17. SARS-CoV-2-derived antigen for use, according to any of the previous claims, in a method for recommending whether a subject should be vaccinated against SARS-CoV-2 by determining the presence of a wheal in the area at or around once the SARS-CoV-2-derived antigen has been administered intradermally, wherein the presence of a wheal in the area at or around the administration site between 10-30 minutes following the antigen administration is an indication that the subjects have developed IgE-mediated immune response against the SARS-CoV-2 infection and the vaccination of these subjects is potentially contraindicated.

18. SARS-CoV-2-derived antigen for use, according to any of the previous claims, in a method for determining whether cellular immune response has occurred in subjects who have been infected with- or vaccinated against SARS-CoV-2 by determining the presence of a skin induration and/or erythema at or around once the SARS-CoV-2-derived antigen has been administered intradermally, wherein the presence of a skin induration and/or erythema between 18-72 hours following the antigen administration is an indication that the subjects have developed cell-mediated immune response against the SARS-CoV-2.

19. SARS-CoV-2-derived antigen for use, according to any of the previous claims, in a method for determining whether IgG and/or IgM-mediated immune response has occurred in subjects who have been infected with- or vaccinated against SARS-CoV-2 by determining the presence of a skin induration and/or erythema at or around once the SARS-CoV-2-derived antigen has been administered intradermally, wherein the presence of a skin induration and/or erythema between 4-24 hours following the antigen administration is an indication that the subjects have developed IgG and/or IgM-mediated immune response against the SARS-CoV-2.

20. SARS-CoV-2-derived antigen for use, according to any of the previous claims, wherein the antigen is a molecule derived from SARS-CoV-2 which is able to elicit an immune response in the host, comprising: Structural proteins selected from Spike (S), Nucleocapsid (N), Membrane (M) or Envelope (E) protein or peptides derived from them; inactivated or attenuated viral particles; isolated genetic material or virus-like particles.

21. SARS-CoV-2-derived antigen for use, according to any of the previous claims, wherein the antigen is included in a pharmaceutical composition which optionally comprises pharmaceutically acceptable excipients and/or carriers.

22. SARS-CoV-2-derived antigen for use, according to any of the previous claims, in a computer-implemented method which comprises:

d. Receiving by a computer program the variables assessed according to any of the previous claims, once the SARS-CoV-2-derived antigen has been administered intradermally; preferably by means of an image taken from the skin.
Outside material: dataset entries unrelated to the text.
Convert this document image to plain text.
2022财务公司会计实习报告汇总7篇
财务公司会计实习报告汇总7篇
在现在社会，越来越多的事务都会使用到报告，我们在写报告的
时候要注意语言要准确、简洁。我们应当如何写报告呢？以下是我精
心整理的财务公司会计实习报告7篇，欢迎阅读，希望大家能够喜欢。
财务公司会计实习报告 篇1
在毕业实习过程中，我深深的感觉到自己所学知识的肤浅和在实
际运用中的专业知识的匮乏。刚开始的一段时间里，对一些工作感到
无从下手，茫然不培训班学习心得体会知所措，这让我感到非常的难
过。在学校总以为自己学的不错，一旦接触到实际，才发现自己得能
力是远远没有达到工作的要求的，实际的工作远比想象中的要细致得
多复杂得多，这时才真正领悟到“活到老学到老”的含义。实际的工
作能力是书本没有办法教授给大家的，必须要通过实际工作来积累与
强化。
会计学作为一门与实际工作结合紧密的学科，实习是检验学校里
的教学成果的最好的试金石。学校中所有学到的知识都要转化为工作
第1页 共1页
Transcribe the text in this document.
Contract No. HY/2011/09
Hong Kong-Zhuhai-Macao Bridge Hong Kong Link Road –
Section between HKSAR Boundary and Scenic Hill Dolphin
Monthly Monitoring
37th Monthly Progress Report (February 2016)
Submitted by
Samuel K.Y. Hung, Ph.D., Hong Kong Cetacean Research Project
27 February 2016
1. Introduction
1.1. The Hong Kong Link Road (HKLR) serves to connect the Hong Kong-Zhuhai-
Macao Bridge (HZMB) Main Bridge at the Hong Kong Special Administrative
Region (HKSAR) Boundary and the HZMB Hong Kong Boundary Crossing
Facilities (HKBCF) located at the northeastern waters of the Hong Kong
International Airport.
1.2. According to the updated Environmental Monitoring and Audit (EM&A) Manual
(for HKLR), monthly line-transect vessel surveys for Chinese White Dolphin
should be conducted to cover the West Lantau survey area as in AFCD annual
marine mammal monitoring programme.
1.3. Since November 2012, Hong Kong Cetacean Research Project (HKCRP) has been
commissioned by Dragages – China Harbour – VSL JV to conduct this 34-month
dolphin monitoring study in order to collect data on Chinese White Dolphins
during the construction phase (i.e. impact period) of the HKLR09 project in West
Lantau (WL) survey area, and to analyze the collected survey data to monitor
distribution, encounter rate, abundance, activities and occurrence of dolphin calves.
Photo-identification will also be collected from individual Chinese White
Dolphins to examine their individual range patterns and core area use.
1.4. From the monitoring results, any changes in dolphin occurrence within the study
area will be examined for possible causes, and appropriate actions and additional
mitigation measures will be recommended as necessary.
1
e. Process the values according to step a) for finding a statistically significant variation or deviation

f. Providing a result by the computer system regarding the development of immune response based on the information entered according to the step a) and a pre-established threshold value already stored in the computer, wherein this result is communicated by the computer system to the subject and/or to the authorized health personnel and/or the health system.
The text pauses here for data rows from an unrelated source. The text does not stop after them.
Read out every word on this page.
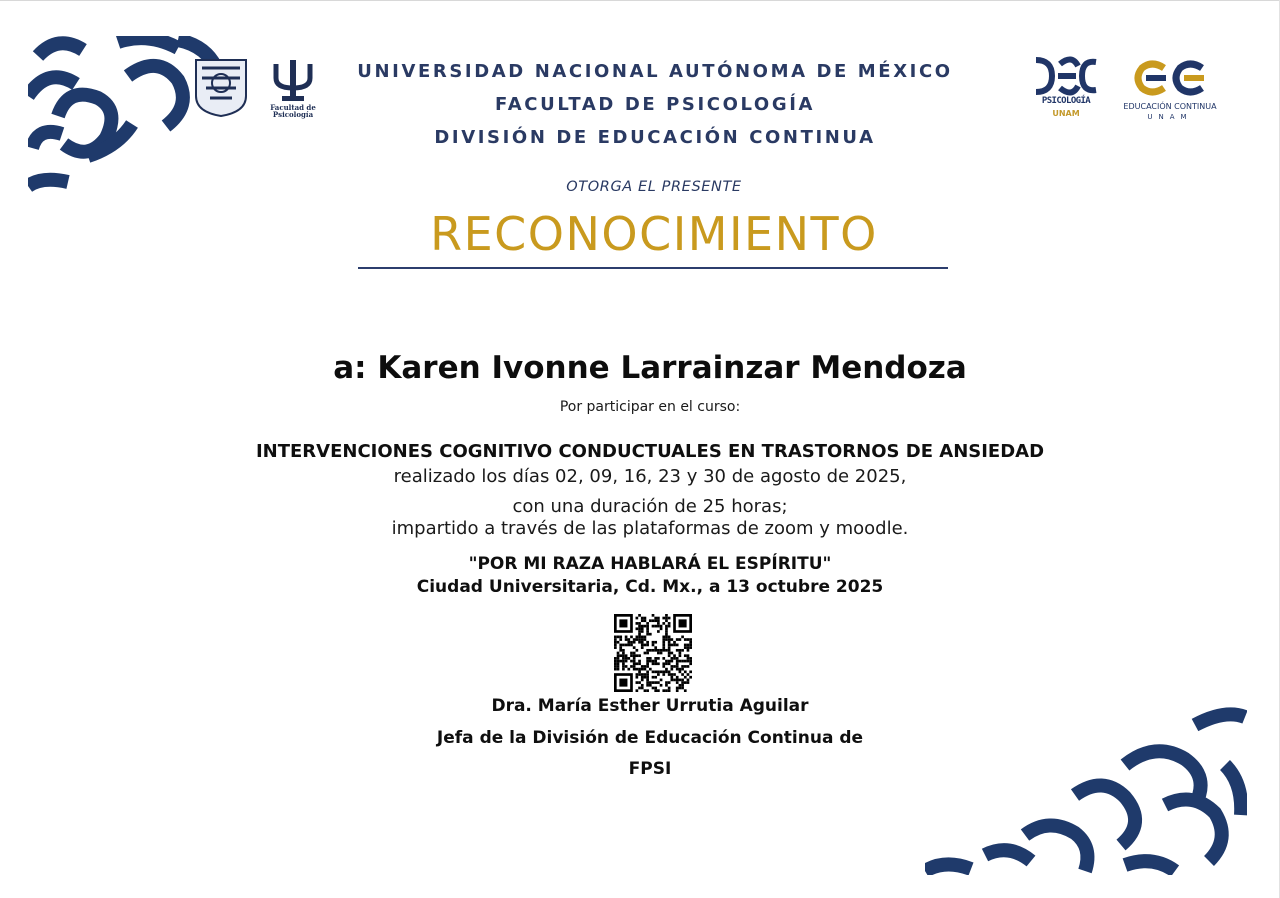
Facultad de Psicología
UNIVERSIDAD NACIONAL AUTÓNOMA DE MÉXICO
FACULTAD DE PSICOLOGÍA
DIVISIÓN DE EDUCACIÓN CONTINUA
PSICOLOGÍA
UNAM
EDUCACIÓN CONTINUA
UNAM
OTORGA EL PRESENTE
RECONOCIMIENTO
a: Karen Ivonne Larrainzar Mendoza
Por participar en el curso:
INTERVENCIONES COGNITIVO CONDUCTUALES EN TRASTORNOS DE ANSIEDAD
realizado los días 02, 09, 16, 23 y 30 de agosto de 2025,
con una duración de 25 horas;
impartido a través de las plataformas de zoom y moodle.
"POR MI RAZA HABLARÁ EL ESPÍRITU"
Ciudad Universitaria, Cd. Mx., a 13 octubre 2025
Dra. María Esther Urrutia Aguilar
Jefa de la División de Educación Continua de
FPSI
23. A data processing apparatus, device or system comprising means for carrying out the method of claim 22.

24. Computer program product configured for carrying out the method of claim 22.

25. A kit which comprises:

a. A medical device for administering intradermally a SARS-CoV-2-derived antigen, and

b. Instructions for determining the presence of a wheal, skin induration and/or erythema at or around the administration site.

26. A kit, according to claim 25, which comprises:

a. A medical device for administering intradermally a SARS-CoV-2-derived antigen, and

b. Instructions for determining the presence of a wheal at or around the administration site between 10-30 minutes following the antigen administration.

27. A kit, according to claim 25, which comprises:

a. A medical device for administering intradermally a SARS-CoV-2-derived antigen, and

b. Instructions for determining the diameter of the major axis of the skin induration and/or erythema at or around formed between 18-72 or 4-24 hours following the antigen administration.